The only pending motions at the time of the case management conference were the insurer’s motions to dismiss the complaint, to strike the complaint as a sham pleading, and for sanctions. At the case management conference, though, over the insurer’s objection, the insureds’ counsel made an ore tenus motion to compel an appraisal. The trial court granted the ore tenus motion and entered the appraisal order that, in relevant part, ostensibly awarded the insureds the very relief sought in their complaint:
The parties are ordered to attend appraisal within thirty (30) days of the date of this Order as ordered by this Court over Defendant’s objections. Plaintiffs did not file a Motion to Compel Appraisal with the Court and raised the Motion to Compel Appraisal ore tenus at the Case Management Conference on August 4, 2022.

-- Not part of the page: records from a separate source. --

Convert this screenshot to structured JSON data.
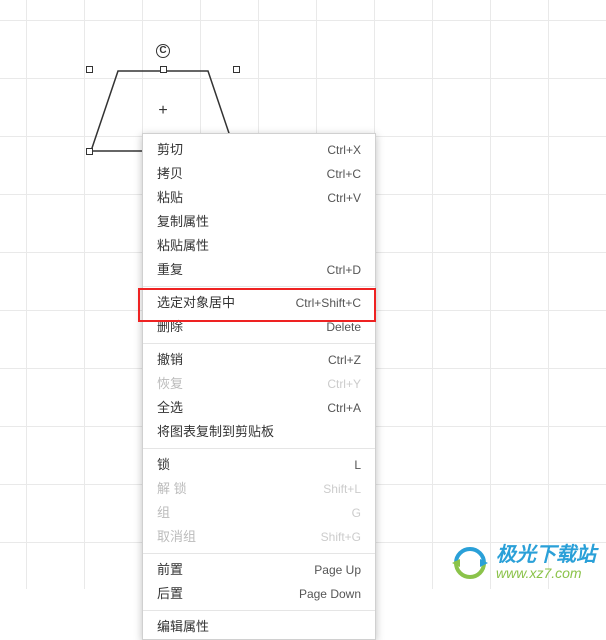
{
  "shape": {
    "type": "trapezoid",
    "center_plus": "+",
    "rotate_glyph": "C"
  },
  "menu": {
    "groups": [
      [
        {
          "label": "剪切",
          "shortcut": "Ctrl+X",
          "enabled": true
        },
        {
          "label": "拷贝",
          "shortcut": "Ctrl+C",
          "enabled": true
        },
        {
          "label": "粘贴",
          "shortcut": "Ctrl+V",
          "enabled": true
        },
        {
          "label": "复制属性",
          "shortcut": "",
          "enabled": true
        },
        {
          "label": "粘贴属性",
          "shortcut": "",
          "enabled": true
        },
        {
          "label": "重复",
          "shortcut": "Ctrl+D",
          "enabled": true
        }
      ],
      [
        {
          "label": "选定对象居中",
          "shortcut": "Ctrl+Shift+C",
          "enabled": true,
          "highlight": true
        },
        {
          "label": "删除",
          "shortcut": "Delete",
          "enabled": true
        }
      ],
      [
        {
          "label": "撤销",
          "shortcut": "Ctrl+Z",
          "enabled": true
        },
        {
          "label": "恢复",
          "shortcut": "Ctrl+Y",
          "enabled": false
        },
        {
          "label": "全选",
          "shortcut": "Ctrl+A",
          "enabled": true
        },
        {
          "label": "将图表复制到剪贴板",
          "shortcut": "",
          "enabled": true
        }
      ],
      [
        {
          "label": "锁",
          "shortcut": "L",
          "enabled": true
        },
        {
          "label": "解 锁",
          "shortcut": "Shift+L",
          "enabled": false
        },
        {
          "label": "组",
          "shortcut": "G",
          "enabled": false
        },
        {
          "label": "取消组",
          "shortcut": "Shift+G",
          "enabled": false
        }
      ],
      [
        {
          "label": "前置",
          "shortcut": "Page Up",
          "enabled": true
        },
        {
          "label": "后置",
          "shortcut": "Page Down",
          "enabled": true
        }
      ],
      [
        {
          "label": "编辑属性",
          "shortcut": "",
          "enabled": true
        }
      ]
    ]
  },
  "watermark": {
    "title": "极光下载站",
    "url": "www.xz7.com"
  }
}
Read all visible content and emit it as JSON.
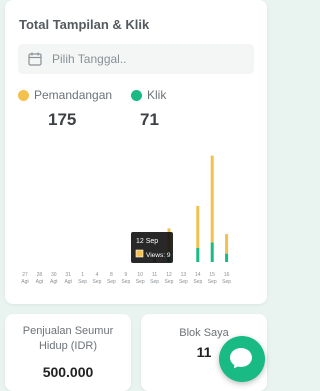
{
  "header": {
    "title": "Total Tampilan & Klik"
  },
  "date_filter": {
    "placeholder": "Pilih Tanggal.."
  },
  "legend": [
    {
      "label": "Pemandangan",
      "color": "#f2c14e",
      "value": "175"
    },
    {
      "label": "Klik",
      "color": "#1aba85",
      "value": "71"
    }
  ],
  "chart_data": {
    "type": "bar",
    "stacked": true,
    "categories": [
      "27 Agt",
      "28 Agt",
      "30 Agt",
      "31 Agt",
      "1 Sep",
      "4 Sep",
      "8 Sep",
      "9 Sep",
      "10 Sep",
      "11 Sep",
      "12 Sep",
      "13 Sep",
      "14 Sep",
      "15 Sep",
      "16 Sep"
    ],
    "tick_labels": [
      [
        "27",
        "Agt"
      ],
      [
        "28",
        "Agt"
      ],
      [
        "30",
        "Agt"
      ],
      [
        "31",
        "Agt"
      ],
      [
        "1",
        "Sep"
      ],
      [
        "4",
        "Sep"
      ],
      [
        "8",
        "Sep"
      ],
      [
        "9",
        "Sep"
      ],
      [
        "10",
        "Sep"
      ],
      [
        "11",
        "Sep"
      ],
      [
        "12",
        "Sep"
      ],
      [
        "13",
        "Sep"
      ],
      [
        "14",
        "Sep"
      ],
      [
        "15",
        "Sep"
      ],
      [
        "16",
        "Sep"
      ]
    ],
    "series": [
      {
        "name": "Klik",
        "color": "#1aba85",
        "values": [
          0,
          0,
          0,
          0,
          0,
          0,
          0,
          0,
          0,
          1,
          3,
          0,
          5,
          7,
          3
        ]
      },
      {
        "name": "Pemandangan",
        "color": "#f2c14e",
        "values": [
          0,
          0,
          0,
          0,
          0,
          0,
          0,
          0,
          0,
          2,
          9,
          0,
          15,
          31,
          7
        ]
      }
    ],
    "ylim": [
      0,
      40
    ],
    "tooltip": {
      "date": "12 Sep",
      "series": "Views",
      "value": "9",
      "category_index": 10
    }
  },
  "cards": [
    {
      "label": "Penjualan Seumur Hidup (IDR)",
      "value": "500.000"
    },
    {
      "label": "Blok Saya",
      "value": "11"
    }
  ],
  "fab": {
    "icon": "chat-icon"
  }
}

After the insurer unsuccessfully sought reconsideration of the appraisal order, it timely filed an appeal. The Third District noted:
“A trial court violates a litigant’s due process rights when it expands the scope of a hearing to address and determine matters not noticed for hearing.” Epic Metals Corp. v. Samari Lake E. Condo. Ass’n, 547 So. 2d 198, 199 (Fla. 3d DCA 1989). Although our record contains no transcript of the case management conference and the appraisal order does not explicate the trial court’s reasons for ordering an appraisal, we are still able to provide meaningful review here because legal error is plainly evident on the face of the record. See Ferry v. E-Z Cashing, LLC, 361 So.3d 905, 907 (Fla. 2d DCA Apr. 5, 2023) (“The absence of a transcript does not hinder our review when a legal error plainly appears on the face of the record.”); Klinka v. Klinka, 959 So. 2d 383, 385 (Fla. 5th DCA 2007) (“[W]hen … the deficiencies are obvious on the face of a final judgment, record or order, the existence of a transcript of proceedings is irrelevant to resolution of such claims and appellate review is not precluded.”).
Based on the language of the trial court’s order setting the case management conference, reasoned the Third District, the insurer attended the case management conference prepared to argue only its pending motions to dismiss the complaint, to strike the complaint, and for sanctions. Instead, the trial court placed the insurer “in the untenable position of defending against [the insured]’s unnoticed, ore tenus motion to compel an appraisal that, in essence, was a thinly veiled, dispositive motion on the merits of their complaint.”
Because this action by the trial court did not comport with due process, the Third District reversed.